Die kleine Blonde und das kalte Eisen

Kasan. Die Kleinste ist die Beste. Julia Rohde geht mit ihren 1,55 Metern Körpergröße im Kreis der Mannschaftskolleginnen fast unter, doch sie ist das Maß der Dinge im deutschen Frauen-Gewichtheben. Zwei Bronzemedaillen holte sich die 21 Jahre alte Görlitzerin bei den Europameisterschaften im russischen Kasan ab: eine im olympischen Zweikampf, eine in der Teildisziplin Reißen

Kasan. Die Kleinste ist die Beste. Julia Rohde geht mit ihren 1,55 Metern Körpergröße im Kreis der Mannschaftskolleginnen fast unter, doch sie ist das Maß der Dinge im deutschen Frauen-Gewichtheben. Zwei Bronzemedaillen holte sich die 21 Jahre alte Görlitzerin bei den Europameisterschaften im russischen Kasan ab: eine im olympischen Zweikampf, eine in der Teildisziplin Reißen. Die Sportsoldatin, die drei Jahre zuvor EM-Dritte war, ist in Europas Elite angekommen.

Ein Blickfang

"Sich auf der Bühne zu beweisen, die Lasten nach oben zu bringen und seine Grenzen auszuloten, ist ein schönes Gefühl", beschreibt die Blondine den Antrieb, sich tagtäglich in den Kampf mit dem kalten Eisen zu stürzen, wenn sich andere ihres Alters in Diskotheken amüsieren. Dabei wäre Rohde in jeder Disko ein Blickfang. Schon jetzt könnte sie die perfekte Werbeträgerin für Frauen-Gewichtheben sein. Die Stabsunteroffizierin der Bundeswehr, die zugleich eine Ausbildung als Kosmetikerin macht, ist sich dessen bewusst und genießt das.
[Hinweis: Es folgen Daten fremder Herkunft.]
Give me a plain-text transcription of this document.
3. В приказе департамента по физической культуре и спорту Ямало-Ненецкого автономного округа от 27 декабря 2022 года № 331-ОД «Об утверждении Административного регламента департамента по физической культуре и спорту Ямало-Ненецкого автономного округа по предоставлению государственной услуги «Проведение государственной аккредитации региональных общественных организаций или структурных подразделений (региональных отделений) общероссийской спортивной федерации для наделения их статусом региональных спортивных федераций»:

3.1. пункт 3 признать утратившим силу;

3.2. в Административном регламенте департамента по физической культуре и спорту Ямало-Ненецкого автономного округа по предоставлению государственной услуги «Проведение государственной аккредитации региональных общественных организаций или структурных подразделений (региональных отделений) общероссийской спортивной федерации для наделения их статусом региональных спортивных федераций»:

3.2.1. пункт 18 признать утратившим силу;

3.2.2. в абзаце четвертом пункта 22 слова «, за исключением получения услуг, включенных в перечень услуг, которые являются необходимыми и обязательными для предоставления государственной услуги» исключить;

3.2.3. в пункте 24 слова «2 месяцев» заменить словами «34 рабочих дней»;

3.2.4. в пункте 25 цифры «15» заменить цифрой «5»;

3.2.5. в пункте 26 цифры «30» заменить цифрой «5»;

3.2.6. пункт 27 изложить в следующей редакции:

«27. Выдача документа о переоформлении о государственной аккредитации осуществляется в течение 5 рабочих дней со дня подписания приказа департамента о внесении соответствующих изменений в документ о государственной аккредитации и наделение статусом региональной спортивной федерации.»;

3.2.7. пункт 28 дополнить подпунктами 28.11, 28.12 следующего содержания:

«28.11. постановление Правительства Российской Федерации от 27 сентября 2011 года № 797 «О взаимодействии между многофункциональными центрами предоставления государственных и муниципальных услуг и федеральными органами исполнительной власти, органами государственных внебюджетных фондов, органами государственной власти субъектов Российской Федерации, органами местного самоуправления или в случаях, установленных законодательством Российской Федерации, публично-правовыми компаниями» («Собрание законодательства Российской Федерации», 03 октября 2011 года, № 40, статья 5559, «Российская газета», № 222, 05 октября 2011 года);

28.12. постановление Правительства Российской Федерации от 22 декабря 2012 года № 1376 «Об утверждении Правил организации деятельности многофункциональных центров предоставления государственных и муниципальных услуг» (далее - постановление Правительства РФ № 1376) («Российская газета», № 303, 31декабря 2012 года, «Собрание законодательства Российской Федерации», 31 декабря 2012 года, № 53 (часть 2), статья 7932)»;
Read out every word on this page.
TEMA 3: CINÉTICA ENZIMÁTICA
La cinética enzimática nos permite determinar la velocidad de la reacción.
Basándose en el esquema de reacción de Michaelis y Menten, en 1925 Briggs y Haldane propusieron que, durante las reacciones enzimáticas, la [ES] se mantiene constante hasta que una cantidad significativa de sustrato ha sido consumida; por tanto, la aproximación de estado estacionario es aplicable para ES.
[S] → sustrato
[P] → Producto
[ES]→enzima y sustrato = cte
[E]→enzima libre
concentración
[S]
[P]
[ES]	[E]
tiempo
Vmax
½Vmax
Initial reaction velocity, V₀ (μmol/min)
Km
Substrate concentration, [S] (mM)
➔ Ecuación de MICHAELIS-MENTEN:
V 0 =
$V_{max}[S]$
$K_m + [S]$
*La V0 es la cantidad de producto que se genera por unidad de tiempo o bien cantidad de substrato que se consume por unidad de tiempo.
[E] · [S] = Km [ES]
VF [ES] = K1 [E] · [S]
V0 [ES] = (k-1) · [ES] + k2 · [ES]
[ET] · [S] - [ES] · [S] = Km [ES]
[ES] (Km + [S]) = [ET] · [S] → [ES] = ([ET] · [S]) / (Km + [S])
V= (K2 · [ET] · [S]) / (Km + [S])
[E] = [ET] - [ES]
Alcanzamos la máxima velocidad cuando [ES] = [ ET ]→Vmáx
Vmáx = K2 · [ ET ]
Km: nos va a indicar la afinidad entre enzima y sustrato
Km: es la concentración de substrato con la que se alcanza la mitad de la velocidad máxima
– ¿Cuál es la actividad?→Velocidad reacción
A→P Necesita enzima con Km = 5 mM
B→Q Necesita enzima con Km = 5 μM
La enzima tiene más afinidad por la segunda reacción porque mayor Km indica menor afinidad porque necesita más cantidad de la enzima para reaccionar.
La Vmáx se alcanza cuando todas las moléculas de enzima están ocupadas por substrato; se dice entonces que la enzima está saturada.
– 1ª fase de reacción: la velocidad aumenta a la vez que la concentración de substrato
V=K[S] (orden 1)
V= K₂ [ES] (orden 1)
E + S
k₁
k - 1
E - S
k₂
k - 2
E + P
Wer sie nicht kennt, staunt. "Du bist Gewichtheberin?", heißt es dann entgeistert. Die Bilder von chinesischen Seriensiegerinnen haben beim Fragesteller Vorurteile geprägt. Rohde, eine frühere Turniertänzerin, die mit elf Jahren zu den Hanteln wechselte, kennt die Szene zur Genüge. "Die meisten stellen sich Gewichtheberinnen nur groß, schwer und muskelbepackt vor", erklärt sie - und besteht darauf, dass der Sport auch fraulich sein kann.

Superlativ im Visier

Für hübsch allein gibt es aber keine Medaillen. In Kasan, der Millionenstadt an der Wolga, hat Rohde ein Lehrstück an Kampfeswillen geliefert. Eine Woche zuvor hatte sie mit Bundestrainer Thomas Faselt noch diskutiert, ob sie den EM-Start besser absagen sollte. Grund: Die Sächsin war vier Wochen zuvor von einer schweren Grippe niedergestreckt worden. Erst in den vergangenen beiden Wochen sei eine intensive Vorbereitung möglich gewesen, sagt Faselt. "Ich habe alles gegeben", beteuert Rohde, die unter Aufbietung aller Reserven 187 Kilo im Zweikampf bewältigte.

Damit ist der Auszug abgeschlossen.